Dessins préparatoires © Sonia Marques - juin 2019

Son inspiration provient de faits réels, on ne peut jamais tout expliquer, mais il m'est arrivé ces temps-ci de ne plus pouvoir payer mon loyer. Cela m'est déjà arrivé, et ici, c'est que mon salaire (qui a été impacté plusieurs fois par la direction de l'école nationale de Limoges, par abus de pouvoir) a été de nouveau impacté, par surprise. L'institution qui gère ce salaire, c'est le ministère de la culture. Comme à chaque fois, en essayant de joindre les ressources humaines, point de réponse. Mais, dans le même temps, un fait divers passé totalement inaperçu m'apprenait que les ressources humaines étaient elles-mêmes très impactées en ce moment, et ce, depuis des années, aucune fuite pourtant. Alors j'ai commencé à faire des vagues, des petites, des vaguelettes, à dessiner des vagues. Je suis artiste, pas autre chose, donc je dessine et je pense. Le sel de la vie, le salaire est quelque chose que j'étudie depuis un certain temps, puisqu'il est constamment utilisé, le mien, à mes dépends, par d'autres. Il est retenu parfois, sans que je ne le sache. On s'amuse peut-être, on retient puis on relâche, c'est toute une organisation. On le saisi (cela se nomme ainsi) au gré des envies. On enlève une petite partie, afin que cela se voit moins, et puis une plus énorme, afin que j'ai tout de même des difficultés dans mon quotidien. Il faut bien s'amuser. Parfois je trouve le temps de créer malgré ces soubresauts institutionnels. Alors je trouve que ma vague est intéressante, de ce point de vue. Non pas qu'elle résiste mais elle témoigne d'un mouvement. Elle témoigne des agissements, elle exprime une forme, une ligne, elle aspire à mieux ! Elle s'adapte mais peut devenir l'origine d'un tsunami. Il faut faire très attention, ce qui déferle n'est pas sans cause. Et comme il n'y a aucun 1% artistique de vraiment engagé, qui décrit des situations complexes de nos organisations sociales et artistiques devenues, elle témoigne d'un soutien indéfectible à toutes les femmes et les hommes exclus du monde du travail, par discriminations.

RETENIR

En effet, si les déferlantes vidéos et autres affichages du gouvernement sur ces inégalités de traitement, avec la belle parole qu'ils illustrent la priorité première du président pour son quinquennat, n'ont aucun impact dans notre quotidien, c'est qu'il y a un sadisme bien prononcé à en faire une priorité.
Ces communications ne parlent jamais des problèmes, donc cela ne résout rien. La distance c'est ne pas traiter les sujets. Lorsqu'un problème survient, la règle c'est : regarder le problème, de loin. Prendre sa bouée de sauvetage en cas de turbulences.
La première priorité c'est : se retenir.
Le résultat c'est : déferler, ou se soulager, après s'être trop retenu.

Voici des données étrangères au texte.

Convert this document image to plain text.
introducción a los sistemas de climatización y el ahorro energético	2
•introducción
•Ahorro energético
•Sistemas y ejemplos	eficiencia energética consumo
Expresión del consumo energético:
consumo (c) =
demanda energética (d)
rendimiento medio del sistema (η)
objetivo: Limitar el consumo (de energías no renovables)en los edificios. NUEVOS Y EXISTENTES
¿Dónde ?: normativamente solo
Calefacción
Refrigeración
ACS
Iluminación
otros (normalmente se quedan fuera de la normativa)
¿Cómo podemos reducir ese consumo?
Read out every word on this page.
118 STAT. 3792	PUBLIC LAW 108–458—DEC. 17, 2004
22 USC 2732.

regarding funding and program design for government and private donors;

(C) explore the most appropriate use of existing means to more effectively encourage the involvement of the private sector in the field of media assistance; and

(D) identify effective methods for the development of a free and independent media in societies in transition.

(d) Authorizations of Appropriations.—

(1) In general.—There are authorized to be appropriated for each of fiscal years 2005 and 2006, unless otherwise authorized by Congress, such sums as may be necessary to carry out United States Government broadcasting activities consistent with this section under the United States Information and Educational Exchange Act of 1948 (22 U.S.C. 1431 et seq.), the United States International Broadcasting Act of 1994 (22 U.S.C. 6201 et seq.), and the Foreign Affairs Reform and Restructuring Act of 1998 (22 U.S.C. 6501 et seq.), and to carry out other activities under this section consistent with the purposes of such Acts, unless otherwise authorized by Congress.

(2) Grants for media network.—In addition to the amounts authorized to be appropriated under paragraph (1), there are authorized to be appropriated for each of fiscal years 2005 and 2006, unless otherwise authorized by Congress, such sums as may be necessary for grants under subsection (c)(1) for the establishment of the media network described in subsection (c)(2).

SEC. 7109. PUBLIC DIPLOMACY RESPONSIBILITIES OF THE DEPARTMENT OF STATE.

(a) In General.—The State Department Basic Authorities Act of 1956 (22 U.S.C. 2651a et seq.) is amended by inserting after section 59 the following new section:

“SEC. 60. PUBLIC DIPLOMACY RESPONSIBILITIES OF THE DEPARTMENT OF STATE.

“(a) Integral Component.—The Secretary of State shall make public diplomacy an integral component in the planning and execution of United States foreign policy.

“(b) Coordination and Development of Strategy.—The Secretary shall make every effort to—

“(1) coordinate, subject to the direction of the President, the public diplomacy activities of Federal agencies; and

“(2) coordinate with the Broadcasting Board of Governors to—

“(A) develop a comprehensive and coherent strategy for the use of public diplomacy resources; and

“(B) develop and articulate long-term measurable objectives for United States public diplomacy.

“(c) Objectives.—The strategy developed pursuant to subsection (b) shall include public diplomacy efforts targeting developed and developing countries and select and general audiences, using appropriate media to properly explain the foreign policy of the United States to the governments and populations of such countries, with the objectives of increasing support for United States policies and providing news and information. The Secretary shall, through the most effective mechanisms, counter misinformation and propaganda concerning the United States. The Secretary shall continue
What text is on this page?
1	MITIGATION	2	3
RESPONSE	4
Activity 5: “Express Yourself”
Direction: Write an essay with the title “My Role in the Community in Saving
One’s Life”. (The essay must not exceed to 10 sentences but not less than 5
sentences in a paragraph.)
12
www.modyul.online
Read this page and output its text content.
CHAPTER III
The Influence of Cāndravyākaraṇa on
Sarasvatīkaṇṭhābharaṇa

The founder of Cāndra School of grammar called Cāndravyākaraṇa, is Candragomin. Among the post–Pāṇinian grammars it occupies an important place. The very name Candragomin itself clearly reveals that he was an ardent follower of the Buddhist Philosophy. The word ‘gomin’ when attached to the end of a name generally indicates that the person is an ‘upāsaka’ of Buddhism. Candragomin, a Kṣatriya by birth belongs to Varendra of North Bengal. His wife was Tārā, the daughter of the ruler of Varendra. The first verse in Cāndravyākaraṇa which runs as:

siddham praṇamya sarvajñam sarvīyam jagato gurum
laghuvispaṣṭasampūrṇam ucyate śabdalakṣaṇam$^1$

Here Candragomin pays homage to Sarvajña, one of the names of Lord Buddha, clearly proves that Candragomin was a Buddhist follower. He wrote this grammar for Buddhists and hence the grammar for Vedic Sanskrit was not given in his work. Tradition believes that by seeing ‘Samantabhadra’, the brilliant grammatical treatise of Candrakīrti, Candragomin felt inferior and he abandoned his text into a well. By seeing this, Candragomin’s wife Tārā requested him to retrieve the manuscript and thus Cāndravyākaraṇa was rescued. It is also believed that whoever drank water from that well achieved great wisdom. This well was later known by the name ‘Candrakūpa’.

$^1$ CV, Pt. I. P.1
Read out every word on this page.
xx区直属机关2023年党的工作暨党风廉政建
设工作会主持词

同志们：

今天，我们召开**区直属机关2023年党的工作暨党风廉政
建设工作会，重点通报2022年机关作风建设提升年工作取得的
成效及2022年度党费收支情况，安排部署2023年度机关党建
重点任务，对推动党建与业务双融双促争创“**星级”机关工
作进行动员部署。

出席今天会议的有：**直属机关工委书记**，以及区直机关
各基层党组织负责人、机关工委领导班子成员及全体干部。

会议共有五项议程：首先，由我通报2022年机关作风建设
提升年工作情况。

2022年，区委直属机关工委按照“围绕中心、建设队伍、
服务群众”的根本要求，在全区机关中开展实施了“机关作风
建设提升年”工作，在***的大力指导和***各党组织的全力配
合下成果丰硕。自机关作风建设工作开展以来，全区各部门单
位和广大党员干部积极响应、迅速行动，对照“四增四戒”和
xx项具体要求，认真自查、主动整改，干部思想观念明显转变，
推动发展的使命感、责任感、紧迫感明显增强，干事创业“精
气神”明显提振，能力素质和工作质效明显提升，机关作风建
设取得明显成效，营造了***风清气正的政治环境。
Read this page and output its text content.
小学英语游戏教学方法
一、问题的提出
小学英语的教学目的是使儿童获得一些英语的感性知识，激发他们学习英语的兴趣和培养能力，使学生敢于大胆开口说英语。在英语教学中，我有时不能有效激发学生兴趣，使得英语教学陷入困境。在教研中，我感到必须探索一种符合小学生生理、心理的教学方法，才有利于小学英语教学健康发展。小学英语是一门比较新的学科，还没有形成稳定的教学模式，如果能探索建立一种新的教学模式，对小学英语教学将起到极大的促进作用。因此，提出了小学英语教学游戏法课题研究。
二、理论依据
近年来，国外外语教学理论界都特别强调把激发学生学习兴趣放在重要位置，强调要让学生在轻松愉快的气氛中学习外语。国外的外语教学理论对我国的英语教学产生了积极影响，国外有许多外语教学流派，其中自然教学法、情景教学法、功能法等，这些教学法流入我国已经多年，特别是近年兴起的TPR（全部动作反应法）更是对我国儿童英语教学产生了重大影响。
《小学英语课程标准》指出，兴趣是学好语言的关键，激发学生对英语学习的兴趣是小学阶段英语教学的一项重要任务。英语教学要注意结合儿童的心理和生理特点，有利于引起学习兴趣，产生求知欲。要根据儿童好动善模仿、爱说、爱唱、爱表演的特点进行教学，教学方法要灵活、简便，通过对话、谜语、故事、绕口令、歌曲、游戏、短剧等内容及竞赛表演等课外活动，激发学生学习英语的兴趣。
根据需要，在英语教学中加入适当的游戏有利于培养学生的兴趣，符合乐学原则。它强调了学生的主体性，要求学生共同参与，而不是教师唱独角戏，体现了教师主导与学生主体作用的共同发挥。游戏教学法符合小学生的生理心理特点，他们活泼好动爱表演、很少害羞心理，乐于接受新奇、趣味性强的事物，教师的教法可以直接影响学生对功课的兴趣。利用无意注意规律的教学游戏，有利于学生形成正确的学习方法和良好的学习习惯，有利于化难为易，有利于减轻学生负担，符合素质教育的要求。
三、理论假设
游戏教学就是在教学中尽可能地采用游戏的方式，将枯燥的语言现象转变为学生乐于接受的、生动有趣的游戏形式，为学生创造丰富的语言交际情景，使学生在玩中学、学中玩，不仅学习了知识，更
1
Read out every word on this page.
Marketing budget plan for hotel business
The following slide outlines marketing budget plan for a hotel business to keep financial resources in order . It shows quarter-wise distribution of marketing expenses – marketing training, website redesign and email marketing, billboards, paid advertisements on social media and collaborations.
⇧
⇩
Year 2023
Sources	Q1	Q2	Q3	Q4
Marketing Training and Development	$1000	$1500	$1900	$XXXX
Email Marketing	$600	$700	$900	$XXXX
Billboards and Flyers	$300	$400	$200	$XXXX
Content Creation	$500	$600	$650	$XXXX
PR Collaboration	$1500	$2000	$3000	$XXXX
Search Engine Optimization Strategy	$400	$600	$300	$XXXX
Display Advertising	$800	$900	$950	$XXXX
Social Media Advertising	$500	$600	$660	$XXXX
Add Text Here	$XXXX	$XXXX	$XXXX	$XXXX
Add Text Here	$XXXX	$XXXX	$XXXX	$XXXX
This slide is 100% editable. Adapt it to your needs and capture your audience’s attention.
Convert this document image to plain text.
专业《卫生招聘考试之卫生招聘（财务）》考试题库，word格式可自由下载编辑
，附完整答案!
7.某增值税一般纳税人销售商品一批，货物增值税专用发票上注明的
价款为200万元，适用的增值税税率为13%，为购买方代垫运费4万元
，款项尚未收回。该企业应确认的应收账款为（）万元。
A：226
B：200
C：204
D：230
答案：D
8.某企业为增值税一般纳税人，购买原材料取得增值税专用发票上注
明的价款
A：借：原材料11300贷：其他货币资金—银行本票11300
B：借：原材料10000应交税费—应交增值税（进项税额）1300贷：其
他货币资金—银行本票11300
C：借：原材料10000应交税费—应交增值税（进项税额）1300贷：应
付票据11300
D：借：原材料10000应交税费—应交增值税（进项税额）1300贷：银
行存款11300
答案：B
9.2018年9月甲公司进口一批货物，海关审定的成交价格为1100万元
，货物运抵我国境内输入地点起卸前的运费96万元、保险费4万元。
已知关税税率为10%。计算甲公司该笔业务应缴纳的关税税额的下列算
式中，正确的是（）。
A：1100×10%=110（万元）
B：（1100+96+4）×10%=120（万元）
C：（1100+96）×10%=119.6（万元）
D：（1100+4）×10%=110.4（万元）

Les agents du ministère ont l'obligation de SE RETENIR. Lorsque se présentent des situations de discriminations et qu'elles ne font aucun débat, que c'est une évidence, le mot d'ordre reste le même : SE RETENIR
Les femmes, en particulier, engagées expressément dans ces questions de prévention ou d'actions (de lutte contre les inégalités de traitement) ont d'autant plus de mal à SE RETENIR.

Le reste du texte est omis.